We all have lapses of sanity. That’s normal.
But the bad news is these lapses tend to come at the very moments when they can cause the most damage to both our results and our relationships. These are moments when you and I face a crucial conversation.
For example, in a recent poll, we asked readers of our book Crucial Conversations to identify the worst moments of public communication from the previous year. Top vote getters included Charlie Sheen’s comment about his bosses, “These guys are a couple of AA Nazis and just blatant hypocrites.” Charlie was fired afterward. And Anthony Weiner’s communication about sexting allegations. He said roughly, “No. No. No. No. No. Oh. Yes.” Weiner ultimately resigned.
Twenty-five years ago, my colleagues and I discovered that some of the most influential moments of our lives come when we must discuss high stakes topics with those who vehemently disagree with our views. But we also found that not everyone performed at his or her very worst when it mattered most.
We recently studied singular conversations that had life-long effects for 525 people. Participants identified high-stakes interactions that went either surprisingly well or terribly badly—and that changed the course of their lives to some degree. For example, on the positive side, one woman shared her conversation with an out-of-control airplane passenger that helped avert an emergency landing. Another respondent spoke up effectively to doctors and nurses to ensure a loved one received vital medical treatment. And another saved his job by threading his way through dicey issues with his boss.
But more often than not, subjects reported on conversations that left lingering pain and damage—one was disowned by her family, many ended up divorcing or otherwise dissolving a precious relationship, and others triggered the termination of long-standing business partnerships. Overall, two-thirds said the few minutes of these conversations led to permanent damage in a relationship. One in seven reported it crippled his or her career. And more than a third said that even many years later, they are still feeling effects from these crucial moments.
Our central question in studying these 525 conversations was the same one that led us kicking and screaming into a study of communication 25 years ago. Ironically, my colleagues and I had no interest in communication because we considered it soft and overstudied. But we wanted to know whether or not there were moments of disproportionate influence that profoundly affect people’s ability to achieve results.

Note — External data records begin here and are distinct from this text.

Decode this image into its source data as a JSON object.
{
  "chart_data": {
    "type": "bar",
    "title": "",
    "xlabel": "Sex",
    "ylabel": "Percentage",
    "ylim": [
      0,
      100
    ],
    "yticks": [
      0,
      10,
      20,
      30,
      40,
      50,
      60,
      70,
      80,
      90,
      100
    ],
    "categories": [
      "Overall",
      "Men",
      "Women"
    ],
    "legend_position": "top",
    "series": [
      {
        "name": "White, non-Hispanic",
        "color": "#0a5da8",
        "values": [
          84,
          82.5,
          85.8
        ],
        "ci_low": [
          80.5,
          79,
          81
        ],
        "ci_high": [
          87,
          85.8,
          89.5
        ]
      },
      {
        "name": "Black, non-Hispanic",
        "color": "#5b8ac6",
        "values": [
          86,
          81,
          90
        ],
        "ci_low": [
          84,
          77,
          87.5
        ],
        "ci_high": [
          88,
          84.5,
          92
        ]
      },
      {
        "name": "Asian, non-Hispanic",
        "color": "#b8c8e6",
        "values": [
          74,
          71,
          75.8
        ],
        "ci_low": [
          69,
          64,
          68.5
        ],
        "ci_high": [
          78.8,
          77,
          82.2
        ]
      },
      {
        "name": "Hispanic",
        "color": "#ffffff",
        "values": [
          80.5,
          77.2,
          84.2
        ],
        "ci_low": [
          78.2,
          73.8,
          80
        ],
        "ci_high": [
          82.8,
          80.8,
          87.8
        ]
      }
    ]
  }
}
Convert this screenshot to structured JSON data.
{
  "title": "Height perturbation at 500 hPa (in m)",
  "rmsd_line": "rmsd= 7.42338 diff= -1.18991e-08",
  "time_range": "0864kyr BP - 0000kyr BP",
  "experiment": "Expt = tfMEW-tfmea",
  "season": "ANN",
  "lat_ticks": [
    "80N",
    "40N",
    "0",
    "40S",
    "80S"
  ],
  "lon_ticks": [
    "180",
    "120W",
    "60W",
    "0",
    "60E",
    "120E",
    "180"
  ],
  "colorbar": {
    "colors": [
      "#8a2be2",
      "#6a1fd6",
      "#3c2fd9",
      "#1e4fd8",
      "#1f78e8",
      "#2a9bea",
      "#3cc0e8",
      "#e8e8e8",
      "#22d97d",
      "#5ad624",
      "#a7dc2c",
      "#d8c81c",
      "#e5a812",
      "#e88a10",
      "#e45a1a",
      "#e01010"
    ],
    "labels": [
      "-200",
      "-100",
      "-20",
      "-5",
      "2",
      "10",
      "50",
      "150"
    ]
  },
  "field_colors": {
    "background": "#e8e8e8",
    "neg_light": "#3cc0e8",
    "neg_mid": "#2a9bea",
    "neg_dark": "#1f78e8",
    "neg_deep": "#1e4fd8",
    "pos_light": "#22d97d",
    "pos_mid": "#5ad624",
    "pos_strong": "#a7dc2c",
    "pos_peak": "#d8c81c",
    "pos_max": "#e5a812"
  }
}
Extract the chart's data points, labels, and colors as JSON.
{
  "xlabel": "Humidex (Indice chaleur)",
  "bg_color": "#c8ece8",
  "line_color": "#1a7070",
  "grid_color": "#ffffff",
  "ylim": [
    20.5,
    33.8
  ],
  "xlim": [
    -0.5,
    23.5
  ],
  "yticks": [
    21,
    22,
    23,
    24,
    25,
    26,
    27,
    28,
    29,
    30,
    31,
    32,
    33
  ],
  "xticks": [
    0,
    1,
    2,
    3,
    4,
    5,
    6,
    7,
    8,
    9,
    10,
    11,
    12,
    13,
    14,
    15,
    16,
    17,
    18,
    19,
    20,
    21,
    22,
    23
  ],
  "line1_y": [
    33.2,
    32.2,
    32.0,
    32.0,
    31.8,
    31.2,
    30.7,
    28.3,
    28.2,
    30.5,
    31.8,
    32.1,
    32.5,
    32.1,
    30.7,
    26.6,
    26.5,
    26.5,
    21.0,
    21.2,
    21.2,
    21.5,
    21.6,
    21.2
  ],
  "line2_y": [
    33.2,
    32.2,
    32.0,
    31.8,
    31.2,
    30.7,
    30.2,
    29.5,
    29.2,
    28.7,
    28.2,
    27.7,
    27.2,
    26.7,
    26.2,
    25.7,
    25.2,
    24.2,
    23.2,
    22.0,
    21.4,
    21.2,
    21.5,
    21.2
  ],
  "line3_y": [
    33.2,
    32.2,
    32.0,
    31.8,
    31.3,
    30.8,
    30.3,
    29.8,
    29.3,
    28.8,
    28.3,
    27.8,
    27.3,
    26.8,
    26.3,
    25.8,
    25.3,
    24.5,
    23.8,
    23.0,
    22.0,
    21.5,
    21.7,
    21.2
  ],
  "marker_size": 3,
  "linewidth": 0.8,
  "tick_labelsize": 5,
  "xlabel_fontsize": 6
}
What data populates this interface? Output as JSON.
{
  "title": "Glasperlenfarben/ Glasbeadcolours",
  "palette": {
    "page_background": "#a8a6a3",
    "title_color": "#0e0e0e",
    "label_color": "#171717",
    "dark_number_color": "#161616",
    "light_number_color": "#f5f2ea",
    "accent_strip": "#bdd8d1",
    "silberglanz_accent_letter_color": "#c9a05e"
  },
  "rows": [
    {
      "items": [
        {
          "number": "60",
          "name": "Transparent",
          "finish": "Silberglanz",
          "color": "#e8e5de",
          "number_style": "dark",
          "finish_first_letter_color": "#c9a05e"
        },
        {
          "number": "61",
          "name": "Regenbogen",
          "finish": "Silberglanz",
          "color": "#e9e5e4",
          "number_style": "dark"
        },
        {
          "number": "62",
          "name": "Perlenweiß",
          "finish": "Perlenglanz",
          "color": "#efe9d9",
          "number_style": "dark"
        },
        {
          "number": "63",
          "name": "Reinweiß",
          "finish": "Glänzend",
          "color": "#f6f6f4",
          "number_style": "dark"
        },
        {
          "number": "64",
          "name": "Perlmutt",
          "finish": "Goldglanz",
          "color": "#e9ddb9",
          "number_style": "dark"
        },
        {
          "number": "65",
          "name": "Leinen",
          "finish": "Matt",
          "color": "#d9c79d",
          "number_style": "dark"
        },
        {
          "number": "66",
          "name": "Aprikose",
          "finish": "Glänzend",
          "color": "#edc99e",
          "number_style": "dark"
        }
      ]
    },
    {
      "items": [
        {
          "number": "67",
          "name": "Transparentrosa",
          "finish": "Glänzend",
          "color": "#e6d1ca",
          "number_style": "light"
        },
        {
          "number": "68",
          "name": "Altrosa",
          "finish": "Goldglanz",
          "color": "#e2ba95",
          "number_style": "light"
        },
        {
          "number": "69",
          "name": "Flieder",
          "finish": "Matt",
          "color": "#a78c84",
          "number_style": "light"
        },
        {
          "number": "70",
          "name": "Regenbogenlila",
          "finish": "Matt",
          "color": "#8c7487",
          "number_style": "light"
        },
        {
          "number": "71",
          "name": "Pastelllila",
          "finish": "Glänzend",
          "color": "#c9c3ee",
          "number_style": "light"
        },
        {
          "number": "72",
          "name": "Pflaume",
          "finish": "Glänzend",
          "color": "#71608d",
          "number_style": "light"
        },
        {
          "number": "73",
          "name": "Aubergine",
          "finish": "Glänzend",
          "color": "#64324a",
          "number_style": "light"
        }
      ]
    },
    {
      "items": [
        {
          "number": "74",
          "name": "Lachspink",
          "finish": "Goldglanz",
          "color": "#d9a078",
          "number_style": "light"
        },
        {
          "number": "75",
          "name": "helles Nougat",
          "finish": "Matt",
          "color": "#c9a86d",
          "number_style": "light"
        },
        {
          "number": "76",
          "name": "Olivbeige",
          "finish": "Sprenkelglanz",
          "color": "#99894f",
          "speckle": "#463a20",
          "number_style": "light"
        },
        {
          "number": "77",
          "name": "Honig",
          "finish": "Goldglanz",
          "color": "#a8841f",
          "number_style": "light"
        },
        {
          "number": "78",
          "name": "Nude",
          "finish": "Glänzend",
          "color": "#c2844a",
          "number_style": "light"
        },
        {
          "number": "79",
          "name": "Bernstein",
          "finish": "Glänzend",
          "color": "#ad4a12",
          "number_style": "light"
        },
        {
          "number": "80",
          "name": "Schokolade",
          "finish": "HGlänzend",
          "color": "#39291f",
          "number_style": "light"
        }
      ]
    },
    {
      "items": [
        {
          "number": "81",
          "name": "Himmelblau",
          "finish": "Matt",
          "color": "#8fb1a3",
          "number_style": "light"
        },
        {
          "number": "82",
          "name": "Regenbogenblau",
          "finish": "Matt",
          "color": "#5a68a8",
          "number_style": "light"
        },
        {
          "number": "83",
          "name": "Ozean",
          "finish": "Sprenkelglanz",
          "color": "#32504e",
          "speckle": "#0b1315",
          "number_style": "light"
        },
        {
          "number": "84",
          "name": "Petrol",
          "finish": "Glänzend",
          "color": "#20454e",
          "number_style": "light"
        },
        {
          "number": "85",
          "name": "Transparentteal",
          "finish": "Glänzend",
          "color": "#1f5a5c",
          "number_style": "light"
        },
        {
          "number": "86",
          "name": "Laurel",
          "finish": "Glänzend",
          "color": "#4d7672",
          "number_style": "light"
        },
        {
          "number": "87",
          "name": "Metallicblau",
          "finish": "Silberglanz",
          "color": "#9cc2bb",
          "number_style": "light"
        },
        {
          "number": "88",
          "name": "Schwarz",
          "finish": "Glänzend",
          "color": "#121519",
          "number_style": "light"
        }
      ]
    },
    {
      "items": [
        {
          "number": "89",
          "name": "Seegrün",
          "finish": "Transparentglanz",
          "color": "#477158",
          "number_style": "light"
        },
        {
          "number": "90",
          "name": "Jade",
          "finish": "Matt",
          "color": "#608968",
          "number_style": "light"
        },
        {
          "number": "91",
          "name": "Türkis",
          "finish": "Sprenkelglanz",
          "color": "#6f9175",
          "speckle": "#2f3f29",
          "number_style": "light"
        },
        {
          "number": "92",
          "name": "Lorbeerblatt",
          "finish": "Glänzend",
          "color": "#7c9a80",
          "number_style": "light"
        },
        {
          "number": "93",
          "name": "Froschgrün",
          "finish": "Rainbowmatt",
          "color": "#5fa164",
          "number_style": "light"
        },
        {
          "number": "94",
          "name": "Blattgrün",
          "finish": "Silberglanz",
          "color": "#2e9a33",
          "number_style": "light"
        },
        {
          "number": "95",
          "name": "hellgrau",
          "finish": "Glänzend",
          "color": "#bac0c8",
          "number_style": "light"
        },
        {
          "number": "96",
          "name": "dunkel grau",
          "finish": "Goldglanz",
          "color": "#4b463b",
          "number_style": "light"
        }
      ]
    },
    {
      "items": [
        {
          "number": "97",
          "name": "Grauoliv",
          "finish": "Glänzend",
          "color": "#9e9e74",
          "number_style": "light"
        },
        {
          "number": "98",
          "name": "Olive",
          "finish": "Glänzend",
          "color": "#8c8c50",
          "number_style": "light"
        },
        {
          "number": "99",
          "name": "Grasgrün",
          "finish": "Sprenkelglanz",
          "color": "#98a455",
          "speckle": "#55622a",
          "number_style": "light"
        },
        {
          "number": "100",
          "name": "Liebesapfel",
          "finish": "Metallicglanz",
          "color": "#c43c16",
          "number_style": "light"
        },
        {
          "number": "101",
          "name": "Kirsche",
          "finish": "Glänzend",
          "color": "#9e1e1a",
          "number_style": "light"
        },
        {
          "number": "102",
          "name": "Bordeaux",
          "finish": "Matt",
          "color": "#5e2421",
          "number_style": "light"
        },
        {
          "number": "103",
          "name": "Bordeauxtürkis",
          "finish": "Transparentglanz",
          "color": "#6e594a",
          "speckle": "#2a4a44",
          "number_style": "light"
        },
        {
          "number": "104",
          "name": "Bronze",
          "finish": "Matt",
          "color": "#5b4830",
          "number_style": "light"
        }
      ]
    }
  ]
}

In one early experience, we looked at manufacturing productivity in a factory. We identified supervisors who maintained stellar performance in an organization characterized by chronic mediocrity. In a matter of days, it was clear that the moments when these high performers deviated from the norm were moments when a vendor, another team, or a senior manager failed to perform. The majority of supervisors either blew it off or blew up. In contrast, these gifted few handled these performance conversations by candidly expressing their concerns in such a remarkably respectful way that the conversation actually strengthened the relationship rather than tearing it down. The way these supervisors consistently dealt with these frequent interactions separated them so dramatically from their peers that we were left wondering exactly what they did that set them apart.
Twenty-five years later, we continue to refine those findings as part of our study of crucial conversations. And yet, regardless of the field of choice, power, or position of the individuals in question, or the topic by which two parties may be at odds, we find that top performers demonstrate a consistent set of skills the rest of us lack.